As indicated previously, components of an information processing system as disclosed herein can be implemented at least in part in the form of one or more software programs stored in memory and executed by a processor of a processing device. For example, at least portions of the functionality of one or more elements of the datacenter 110 as disclosed herein are illustratively implemented in the form of software running on one or more processing devices.

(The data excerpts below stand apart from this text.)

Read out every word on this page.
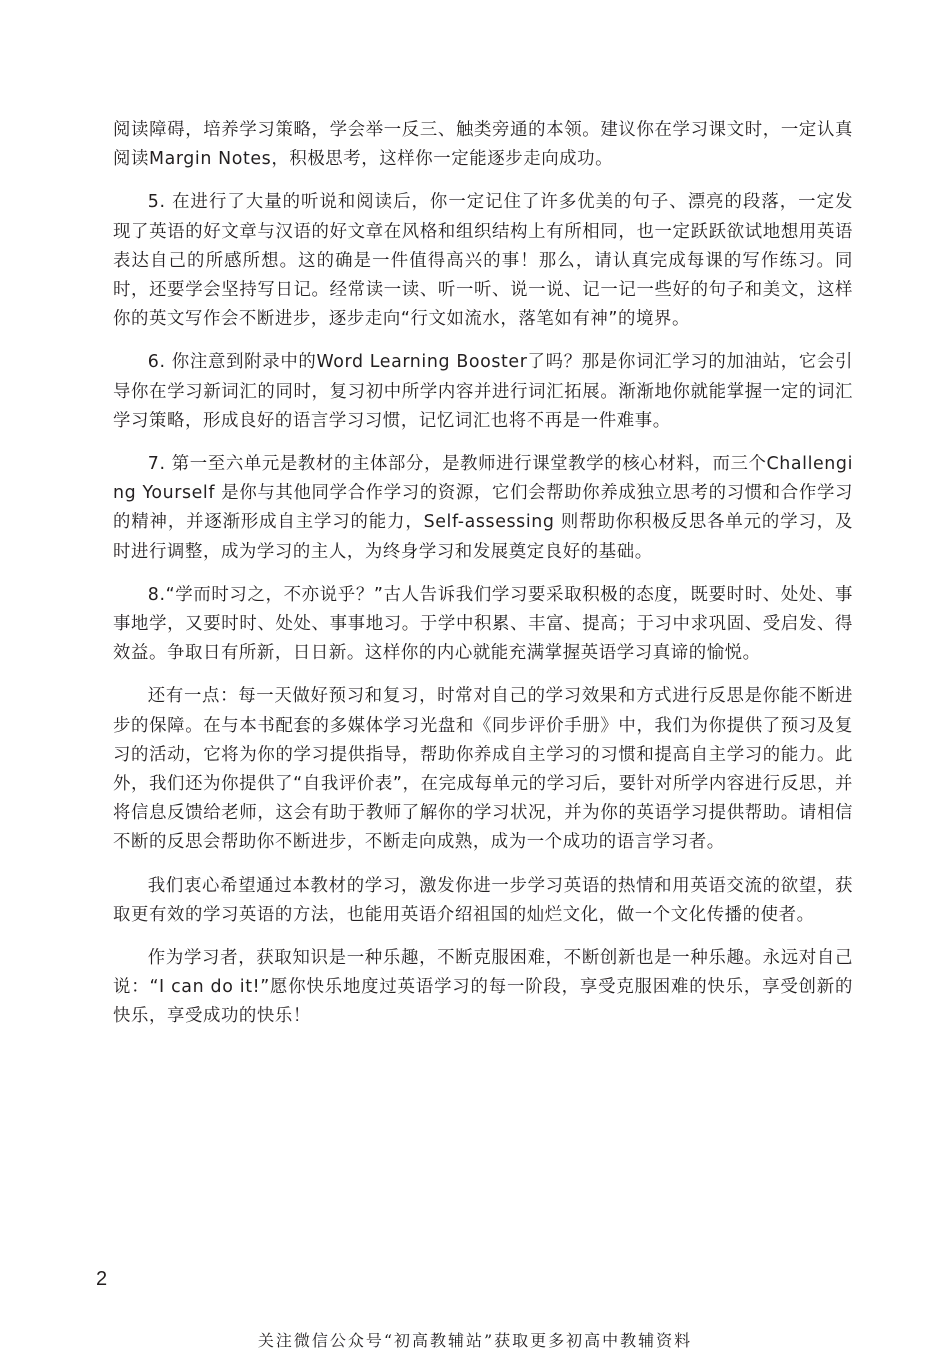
阅读障碍，培养学习策略，学会举一反三、触类旁通的本领。建议你在学习课文时，一定认真阅读Margin Notes，积极思考，这样你一定能逐步走向成功。

5. 在进行了大量的听说和阅读后，你一定记住了许多优美的句子、漂亮的段落，一定发现了英语的好文章与汉语的好文章在风格和组织结构上有所相同，也一定跃跃欲试地想用英语表达自己的所感所想。这的确是一件值得高兴的事！那么，请认真完成每课的写作练习。同时，还要学会坚持写日记。经常读一读、听一听、说一说、记一记一些好的句子和美文，这样你的英文写作会不断进步，逐步走向“行文如流水，落笔如有神”的境界。

6. 你注意到附录中的Word Learning Booster了吗？那是你词汇学习的加油站，它会引导你在学习新词汇的同时，复习初中所学内容并进行词汇拓展。渐渐地你就能掌握一定的词汇学习策略，形成良好的语言学习习惯，记忆词汇也将不再是一件难事。

7. 第一至六单元是教材的主体部分，是教师进行课堂教学的核心材料，而三个Challenging Yourself 是你与其他同学合作学习的资源，它们会帮助你养成独立思考的习惯和合作学习的精神，并逐渐形成自主学习的能力，Self-assessing 则帮助你积极反思各单元的学习，及时进行调整，成为学习的主人，为终身学习和发展奠定良好的基础。

8.“学而时习之，不亦说乎？”古人告诉我们学习要采取积极的态度，既要时时、处处、事事地学，又要时时、处处、事事地习。于学中积累、丰富、提高；于习中求巩固、受启发、得效益。争取日有所新，日日新。这样你的内心就能充满掌握英语学习真谛的愉悦。

还有一点：每一天做好预习和复习，时常对自己的学习效果和方式进行反思是你能不断进步的保障。在与本书配套的多媒体学习光盘和《同步评价手册》中，我们为你提供了预习及复习的活动，它将为你的学习提供指导，帮助你养成自主学习的习惯和提高自主学习的能力。此外，我们还为你提供了“自我评价表”，在完成每单元的学习后，要针对所学内容进行反思，并将信息反馈给老师，这会有助于教师了解你的学习状况，并为你的英语学习提供帮助。请相信不断的反思会帮助你不断进步，不断走向成熟，成为一个成功的语言学习者。

我们衷心希望通过本教材的学习，激发你进一步学习英语的热情和用英语交流的欲望，获取更有效的学习英语的方法，也能用英语介绍祖国的灿烂文化，做一个文化传播的使者。

作为学习者，获取知识是一种乐趣，不断克服困难，不断创新也是一种乐趣。永远对自己说：“I can do it!”愿你快乐地度过英语学习的每一阶段，享受克服困难的快乐，享受创新的快乐，享受成功的快乐！

2
关注微信公众号“初高教辅站”获取更多初高中教辅资料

It should again be emphasized that the above-described embodiments are presented for purposes of illustration only. Many variations and other alternative embodiments may be used. For example, the disclosed techniques are applicable to a wide variety of other types of information processing systems and datacenters. Also, the particular configurations of system and device elements and associated processing operations illustratively shown in the drawings can be varied in other embodiments. Moreover, the various assumptions made above in the course of describing the illustrative embodiments should also be viewed as exemplary rather than as requirements or limitations of the disclosure. Numerous other alternative embodiments within the scope of the appended claims will be readily apparent to those skilled in the art.